Scheizer Cup, Frauen, Viertelfinals
(Si) In den Cup-Viertelfinals der Volleyballerinnen sind drei der vier NLA-Spitzenklubs ausgeschieden. Während Schaffhausen das Topspiel in Köniz 3:2 gewann, scheiterten Voléro Zürich beim NLB-Klub Bellinzona und Aesch-Pfeffingen bei Toggenburg. Vierter Halbfinalist ist der VBC Biel, der Aufsteiger Düdingen bezwang.

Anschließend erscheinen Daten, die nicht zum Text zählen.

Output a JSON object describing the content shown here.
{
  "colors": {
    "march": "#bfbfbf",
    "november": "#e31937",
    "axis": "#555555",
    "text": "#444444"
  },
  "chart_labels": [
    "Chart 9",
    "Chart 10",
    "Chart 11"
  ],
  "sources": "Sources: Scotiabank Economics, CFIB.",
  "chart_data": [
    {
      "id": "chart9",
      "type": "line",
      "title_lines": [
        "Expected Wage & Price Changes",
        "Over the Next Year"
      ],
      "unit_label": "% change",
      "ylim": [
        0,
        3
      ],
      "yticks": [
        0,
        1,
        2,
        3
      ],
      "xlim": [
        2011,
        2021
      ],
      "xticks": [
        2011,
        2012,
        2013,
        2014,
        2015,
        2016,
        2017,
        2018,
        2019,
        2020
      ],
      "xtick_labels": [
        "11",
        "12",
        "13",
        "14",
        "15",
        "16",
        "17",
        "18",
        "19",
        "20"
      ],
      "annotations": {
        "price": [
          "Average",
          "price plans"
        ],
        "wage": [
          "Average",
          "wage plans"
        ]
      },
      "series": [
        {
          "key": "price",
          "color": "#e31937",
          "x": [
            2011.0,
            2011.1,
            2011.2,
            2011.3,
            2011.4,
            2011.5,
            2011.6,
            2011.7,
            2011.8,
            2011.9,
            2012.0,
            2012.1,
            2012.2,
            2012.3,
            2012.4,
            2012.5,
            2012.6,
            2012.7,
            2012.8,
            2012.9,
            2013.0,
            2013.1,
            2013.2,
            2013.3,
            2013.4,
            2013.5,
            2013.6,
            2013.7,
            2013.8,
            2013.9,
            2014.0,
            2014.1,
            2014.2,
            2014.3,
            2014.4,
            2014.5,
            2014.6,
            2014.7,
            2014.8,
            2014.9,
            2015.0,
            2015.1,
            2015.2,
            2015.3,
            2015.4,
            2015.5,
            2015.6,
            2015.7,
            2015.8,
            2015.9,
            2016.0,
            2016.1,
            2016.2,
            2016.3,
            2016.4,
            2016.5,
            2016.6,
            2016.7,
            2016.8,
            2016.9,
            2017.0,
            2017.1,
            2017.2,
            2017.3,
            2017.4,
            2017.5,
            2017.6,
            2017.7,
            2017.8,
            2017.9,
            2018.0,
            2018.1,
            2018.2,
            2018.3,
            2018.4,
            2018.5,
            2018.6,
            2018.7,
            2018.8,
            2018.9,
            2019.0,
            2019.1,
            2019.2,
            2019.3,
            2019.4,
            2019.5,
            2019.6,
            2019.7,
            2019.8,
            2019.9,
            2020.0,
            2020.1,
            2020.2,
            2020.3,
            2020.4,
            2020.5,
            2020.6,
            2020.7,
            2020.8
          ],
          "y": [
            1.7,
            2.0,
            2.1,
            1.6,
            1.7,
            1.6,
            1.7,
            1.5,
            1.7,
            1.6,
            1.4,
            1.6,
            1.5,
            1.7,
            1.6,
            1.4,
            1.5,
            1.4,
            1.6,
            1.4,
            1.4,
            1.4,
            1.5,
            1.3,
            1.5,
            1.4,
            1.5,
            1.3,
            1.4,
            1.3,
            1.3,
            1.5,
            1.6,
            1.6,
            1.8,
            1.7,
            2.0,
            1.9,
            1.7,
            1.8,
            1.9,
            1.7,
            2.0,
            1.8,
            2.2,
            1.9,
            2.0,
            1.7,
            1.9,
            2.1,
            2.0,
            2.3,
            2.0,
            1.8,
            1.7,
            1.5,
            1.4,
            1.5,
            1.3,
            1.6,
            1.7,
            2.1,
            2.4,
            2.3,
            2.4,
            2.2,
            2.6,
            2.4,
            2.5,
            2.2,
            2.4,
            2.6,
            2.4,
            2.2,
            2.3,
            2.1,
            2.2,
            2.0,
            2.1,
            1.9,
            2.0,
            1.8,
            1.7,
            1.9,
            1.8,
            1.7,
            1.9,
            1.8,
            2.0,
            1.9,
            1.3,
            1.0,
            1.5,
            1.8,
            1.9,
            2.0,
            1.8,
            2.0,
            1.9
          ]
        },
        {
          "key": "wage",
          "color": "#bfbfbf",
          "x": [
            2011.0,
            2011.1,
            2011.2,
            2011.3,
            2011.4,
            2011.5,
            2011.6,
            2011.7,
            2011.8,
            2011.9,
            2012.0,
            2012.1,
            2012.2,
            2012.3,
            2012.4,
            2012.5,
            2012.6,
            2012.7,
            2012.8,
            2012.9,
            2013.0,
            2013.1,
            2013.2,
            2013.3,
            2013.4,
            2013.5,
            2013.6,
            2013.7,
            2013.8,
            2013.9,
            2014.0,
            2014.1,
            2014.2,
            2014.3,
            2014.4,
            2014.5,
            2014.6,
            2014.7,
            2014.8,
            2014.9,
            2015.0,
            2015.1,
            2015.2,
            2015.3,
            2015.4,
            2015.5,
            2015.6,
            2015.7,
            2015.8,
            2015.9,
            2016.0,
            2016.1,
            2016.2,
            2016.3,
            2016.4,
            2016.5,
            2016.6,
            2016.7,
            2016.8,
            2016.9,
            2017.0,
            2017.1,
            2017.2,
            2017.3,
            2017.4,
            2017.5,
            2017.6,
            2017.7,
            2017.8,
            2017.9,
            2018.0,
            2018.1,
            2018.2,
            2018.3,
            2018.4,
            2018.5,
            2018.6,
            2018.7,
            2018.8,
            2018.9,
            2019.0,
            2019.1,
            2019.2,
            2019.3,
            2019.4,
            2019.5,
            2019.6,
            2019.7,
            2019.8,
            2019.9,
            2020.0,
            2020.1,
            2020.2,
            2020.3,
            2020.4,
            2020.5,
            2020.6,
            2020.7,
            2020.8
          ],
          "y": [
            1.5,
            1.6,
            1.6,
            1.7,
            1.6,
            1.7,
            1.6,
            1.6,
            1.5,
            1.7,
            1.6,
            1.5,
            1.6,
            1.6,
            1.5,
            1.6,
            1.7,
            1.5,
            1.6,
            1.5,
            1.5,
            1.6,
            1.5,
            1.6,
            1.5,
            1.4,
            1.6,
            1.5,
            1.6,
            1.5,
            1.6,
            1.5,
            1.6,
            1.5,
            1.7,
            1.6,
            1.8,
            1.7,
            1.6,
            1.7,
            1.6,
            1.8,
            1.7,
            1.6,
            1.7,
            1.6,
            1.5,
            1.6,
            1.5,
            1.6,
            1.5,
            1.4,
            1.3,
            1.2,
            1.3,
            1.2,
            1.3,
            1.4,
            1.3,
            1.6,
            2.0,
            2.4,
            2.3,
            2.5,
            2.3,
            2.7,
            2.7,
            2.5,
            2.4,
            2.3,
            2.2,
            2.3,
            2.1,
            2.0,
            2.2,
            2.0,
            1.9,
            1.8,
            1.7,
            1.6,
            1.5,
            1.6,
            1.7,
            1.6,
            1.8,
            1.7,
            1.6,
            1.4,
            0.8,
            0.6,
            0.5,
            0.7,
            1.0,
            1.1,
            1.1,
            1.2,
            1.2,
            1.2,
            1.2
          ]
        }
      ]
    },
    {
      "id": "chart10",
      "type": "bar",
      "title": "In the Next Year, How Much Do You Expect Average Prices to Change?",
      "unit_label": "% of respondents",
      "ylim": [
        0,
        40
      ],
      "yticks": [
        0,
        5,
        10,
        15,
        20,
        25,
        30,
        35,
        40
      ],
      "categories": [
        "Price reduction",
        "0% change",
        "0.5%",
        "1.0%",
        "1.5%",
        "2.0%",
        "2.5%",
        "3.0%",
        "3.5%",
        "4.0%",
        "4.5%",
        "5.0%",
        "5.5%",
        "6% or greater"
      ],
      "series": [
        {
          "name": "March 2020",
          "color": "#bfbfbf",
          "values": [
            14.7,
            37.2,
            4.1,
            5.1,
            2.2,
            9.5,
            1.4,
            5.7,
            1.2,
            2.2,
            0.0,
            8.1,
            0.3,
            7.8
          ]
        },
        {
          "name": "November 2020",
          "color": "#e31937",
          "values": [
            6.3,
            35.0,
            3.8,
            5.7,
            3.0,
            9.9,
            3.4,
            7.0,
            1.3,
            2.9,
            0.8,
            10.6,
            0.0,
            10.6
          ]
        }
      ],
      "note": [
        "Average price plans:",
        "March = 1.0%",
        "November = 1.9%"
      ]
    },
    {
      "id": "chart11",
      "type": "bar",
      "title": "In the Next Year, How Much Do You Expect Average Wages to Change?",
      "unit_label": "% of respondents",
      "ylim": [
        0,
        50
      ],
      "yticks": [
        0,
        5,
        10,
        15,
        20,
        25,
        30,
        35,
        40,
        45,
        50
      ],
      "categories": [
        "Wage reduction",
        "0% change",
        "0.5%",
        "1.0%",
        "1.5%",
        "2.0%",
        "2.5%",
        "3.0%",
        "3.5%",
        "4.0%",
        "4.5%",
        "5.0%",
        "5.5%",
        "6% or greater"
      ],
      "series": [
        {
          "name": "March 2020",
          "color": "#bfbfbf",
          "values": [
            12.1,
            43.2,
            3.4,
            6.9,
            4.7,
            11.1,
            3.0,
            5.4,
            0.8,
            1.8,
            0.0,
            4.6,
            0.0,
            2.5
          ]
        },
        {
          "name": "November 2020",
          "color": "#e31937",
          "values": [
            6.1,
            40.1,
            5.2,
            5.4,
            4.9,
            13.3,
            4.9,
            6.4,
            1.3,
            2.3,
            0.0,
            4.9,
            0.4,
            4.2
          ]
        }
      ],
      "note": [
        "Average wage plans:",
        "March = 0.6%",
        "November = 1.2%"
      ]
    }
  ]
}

Im Duell der punktgleichen NLA-Spitzenreiter sah Köniz vor 550 Zuschauern lange wie der sichere Sieger aus. Schaffhausen hatte dessen druckvollem und variantenreichem Angriffsspiel vorerst nichs entgegen zu setzen und musste sich im zweiten Satz (25:8) richtiggehen deklassieren lassen. Doch nach der Pause kam die von niemandem mehr erwartete Wende. Während die Bernerinnen mehr und mehr aus dem Tritt gerieten, steigerte sich Kanti kontinuierlich und prägte das Geschehen vor allem im vierten Durchgang sowie im abschliessenden Tiebreak unangefochten. Und so war das Verdikt schliesslich logisch -- zwei Sätze für Köniz, einer mehr (und damit der Sieg) für die Schaffhauserinnen.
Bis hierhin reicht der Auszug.